Orphan Drugs in Third world countries:
Millions of people in Third World countries do not have access to the health care, drugs and vaccines available in developed countries. 10 million children less than 5 years old die each year of infectious diseases for which treatments exist in developing countries. 3 million children die each year because they have not been immunised. 150 million women would like to wait longer between two pregnancies or limit them, but they do not have access contraception. The spread of the AIDS epidemic only widens the health gap between poor countries and developed countries.
Acute diarrhoea, tuberculosis and respiratory infections have caused terrible losses in developing countries, although drugs to treat these diseases do exist. The obvious link between these diseases and the poverty which allows their development points the finger of blame at the cost of treatment, which is to expensive for the patient, and hence at the phamatical industry.
Reality appears to be more complex : access to healthcare does not only cover the prices of drugs but also the health equipment, the training of the medical team (nurses, doctors, pharmacists) and the education level which enables the population to understand the hygiene rules or the importance of a treatment.
The pharmaceutical industry, aware of its role, is increasing its initiatives in this direction : free availability of drugs, research programmes targetted at the Third World… Today, there are no longer isolated initiatives. All the keys players, whether governemental, intergovernemental or private, have realised the necessity of concerted action and of their involvement in projects aimed at impoving access to healthcare for poorest.
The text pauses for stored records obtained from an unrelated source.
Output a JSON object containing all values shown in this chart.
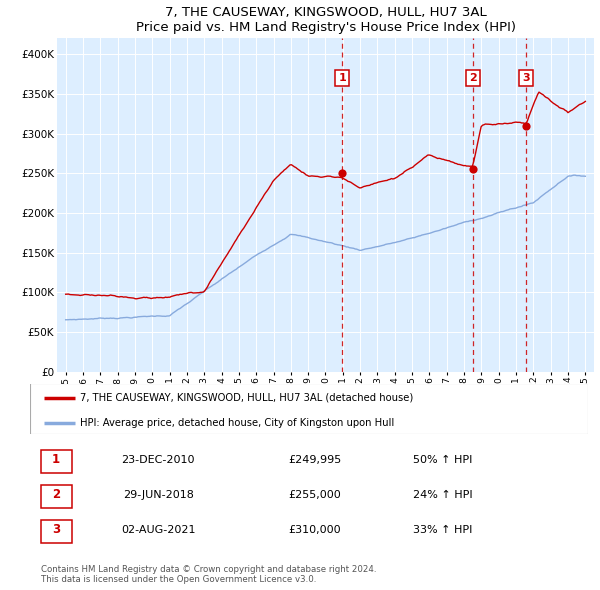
{
  "title": "7, THE CAUSEWAY, KINGSWOOD, HULL, HU7 3AL",
  "subtitle": "Price paid vs. HM Land Registry's House Price Index (HPI)",
  "xlim": [
    1994.5,
    2025.5
  ],
  "ylim": [
    0,
    420000
  ],
  "yticks": [
    0,
    50000,
    100000,
    150000,
    200000,
    250000,
    300000,
    350000,
    400000
  ],
  "ytick_labels": [
    "£0",
    "£50K",
    "£100K",
    "£150K",
    "£200K",
    "£250K",
    "£300K",
    "£350K",
    "£400K"
  ],
  "property_color": "#cc0000",
  "hpi_color": "#88aadd",
  "background_color": "#ddeeff",
  "sale_dates": [
    2010.98,
    2018.5,
    2021.59
  ],
  "sale_prices": [
    249995,
    255000,
    310000
  ],
  "sale_labels": [
    "1",
    "2",
    "3"
  ],
  "vline_dates": [
    2010.98,
    2018.5,
    2021.59
  ],
  "legend_property": "7, THE CAUSEWAY, KINGSWOOD, HULL, HU7 3AL (detached house)",
  "legend_hpi": "HPI: Average price, detached house, City of Kingston upon Hull",
  "table_rows": [
    [
      "1",
      "23-DEC-2010",
      "£249,995",
      "50% ↑ HPI"
    ],
    [
      "2",
      "29-JUN-2018",
      "£255,000",
      "24% ↑ HPI"
    ],
    [
      "3",
      "02-AUG-2021",
      "£310,000",
      "33% ↑ HPI"
    ]
  ],
  "footnote": "Contains HM Land Registry data © Crown copyright and database right 2024.\nThis data is licensed under the Open Government Licence v3.0."
}
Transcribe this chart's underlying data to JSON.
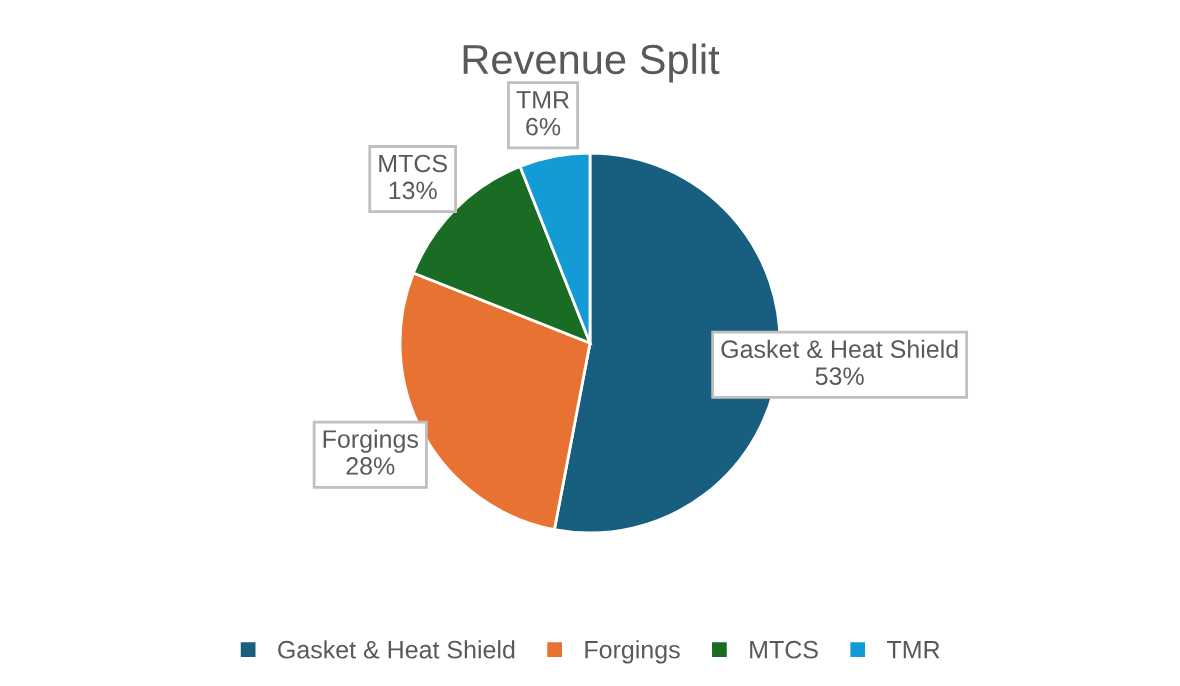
{
  "chart_data": {
    "type": "pie",
    "title": "Revenue Split",
    "categories": [
      "Gasket & Heat Shield",
      "Forgings",
      "MTCS",
      "TMR"
    ],
    "values": [
      53,
      28,
      13,
      6
    ],
    "value_labels": [
      "53%",
      "28%",
      "13%",
      "6%"
    ],
    "colors": [
      "#175e7f",
      "#e87232",
      "#1a6b24",
      "#139bd5"
    ],
    "legend": "bottom"
  }
}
Products that have not been developed:
- either because they are derived from a research process that cannot be patented
- or because they concern important markets which are, however, not creditworthy
Patients affected by rare diseases have to be informed about scientific and therapeutic progress. They have the same rights to care as any other patient. In order to stimulate research and development in the sector of orphan drugs, the authorities have implemented incentives for health and biotechnology industries. It started as early as 1983 in the United States with the adoption of the Orphan Drug Act, then in Japan and in Australia in 1993 and 1997. Europe followed in 1999 by implementing a common EU policy on orphan drugs.
The European Orphan Drug Regulation
Efforts have been jointly made at national and European levels by industry and health authorities (EMEA – European Medicines Evaluation Agency), in order to offer the incentives required to stimulate the development of orphan drugs. The goal was to rapidly make available, for rare diseases, drugs with a level of quality equivalent to that required for any other drug.
A policy was implemented much later in Europe than in the USA. The reason lies mainly in the fact that its territory is split-up and its competencies as regard to health are scattered. Since 1 January 1995, with the new system of EU marketing authorisation that is valid for the whole territory and the free circulation that goes with it, Europe can be considered now as a territory with a population of about 377 million inhabitants, that is a population greater than that of the United States where a common regulation is enforced.